Student debt is closing options

March 23, 2001

Graduates are finding it increasingly difficult to get the mortgage they want because of student debt repayments, it was claimed this week, writes Alan Thomson.

Mortgage lenders, including the Halifax, Woolwich and Cheltenham and Gloucester, deduct annual student loan repayments from the applicant's salary before determining how much that person can borrow.

The problem was highlighted by Liberal Democrat peer Baroness Walmsley in a debate in the House of Lords last week. Lady Walmsley urged the restoration of means-tested grants and the abolition of undergraduate tuition fees.

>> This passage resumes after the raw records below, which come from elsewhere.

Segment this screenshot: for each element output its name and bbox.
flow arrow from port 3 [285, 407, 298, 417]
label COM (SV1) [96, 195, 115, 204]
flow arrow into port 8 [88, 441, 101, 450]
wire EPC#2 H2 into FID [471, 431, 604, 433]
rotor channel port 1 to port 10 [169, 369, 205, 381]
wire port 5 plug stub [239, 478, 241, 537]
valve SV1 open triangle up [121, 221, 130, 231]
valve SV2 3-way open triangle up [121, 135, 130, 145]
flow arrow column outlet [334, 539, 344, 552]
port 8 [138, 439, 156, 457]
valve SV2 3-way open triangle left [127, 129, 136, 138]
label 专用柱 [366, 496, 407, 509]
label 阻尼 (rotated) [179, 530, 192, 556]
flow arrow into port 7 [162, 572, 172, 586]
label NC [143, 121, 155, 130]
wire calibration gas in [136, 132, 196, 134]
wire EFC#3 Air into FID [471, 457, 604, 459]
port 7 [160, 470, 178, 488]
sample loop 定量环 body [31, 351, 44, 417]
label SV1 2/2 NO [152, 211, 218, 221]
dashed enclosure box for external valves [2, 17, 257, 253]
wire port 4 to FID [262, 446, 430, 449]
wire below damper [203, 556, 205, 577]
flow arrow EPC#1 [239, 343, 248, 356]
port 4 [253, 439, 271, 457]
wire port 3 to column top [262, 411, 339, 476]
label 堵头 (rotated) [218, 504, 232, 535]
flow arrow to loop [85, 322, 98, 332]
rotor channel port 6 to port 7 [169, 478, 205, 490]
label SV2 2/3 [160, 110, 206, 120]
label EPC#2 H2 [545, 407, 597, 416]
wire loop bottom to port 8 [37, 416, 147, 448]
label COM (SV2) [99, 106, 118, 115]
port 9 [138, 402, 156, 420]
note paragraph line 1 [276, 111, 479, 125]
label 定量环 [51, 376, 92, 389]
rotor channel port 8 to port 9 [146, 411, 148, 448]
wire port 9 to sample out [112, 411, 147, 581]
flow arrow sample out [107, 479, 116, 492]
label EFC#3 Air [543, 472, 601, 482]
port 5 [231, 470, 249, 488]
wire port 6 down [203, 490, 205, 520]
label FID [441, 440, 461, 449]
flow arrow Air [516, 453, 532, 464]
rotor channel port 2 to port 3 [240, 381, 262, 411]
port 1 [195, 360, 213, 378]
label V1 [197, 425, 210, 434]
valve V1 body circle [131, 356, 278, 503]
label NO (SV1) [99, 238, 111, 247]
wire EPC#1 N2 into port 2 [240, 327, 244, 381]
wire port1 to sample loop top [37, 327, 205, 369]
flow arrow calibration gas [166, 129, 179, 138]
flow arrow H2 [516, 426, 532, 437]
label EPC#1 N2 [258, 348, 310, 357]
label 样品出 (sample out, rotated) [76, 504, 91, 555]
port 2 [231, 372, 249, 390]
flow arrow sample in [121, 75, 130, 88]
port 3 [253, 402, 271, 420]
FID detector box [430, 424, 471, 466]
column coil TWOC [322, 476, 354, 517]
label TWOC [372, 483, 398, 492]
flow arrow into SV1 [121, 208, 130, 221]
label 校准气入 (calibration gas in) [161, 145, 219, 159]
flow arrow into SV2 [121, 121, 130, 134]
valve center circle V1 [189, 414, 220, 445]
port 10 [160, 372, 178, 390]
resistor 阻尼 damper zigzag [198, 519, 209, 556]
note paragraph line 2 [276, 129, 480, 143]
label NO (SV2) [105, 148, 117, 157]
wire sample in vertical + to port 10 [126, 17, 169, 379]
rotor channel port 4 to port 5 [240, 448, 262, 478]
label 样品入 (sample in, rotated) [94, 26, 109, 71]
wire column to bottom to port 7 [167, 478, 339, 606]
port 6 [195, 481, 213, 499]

She said: "Some calculate an average total of £12,000 worth of debt for each graduate... It affects their ability to establish themselves in the world of work and home ownership."

A spokeswoman for the Liberal Democrats said that graduates were worried about their ability to get a mortgage, a fact borne out by the growing number of letters sent by constituents to their Liberal Democrat MPs.

A spokesman for the Department of Education and Employment said that they understood mortgage lenders treated outstanding loans in the same way as other debts.

It also emerged that some undergraduates are so poor that they are receiving church food parcels. The Bishop of Hereford told peers that undergraduates were receiving food parcels organised by university chaplains, local churches and branches of the Mother's Union.

He said: "Should we be content with, let alone proud of, a system that requires that kind of emergency charitable support?"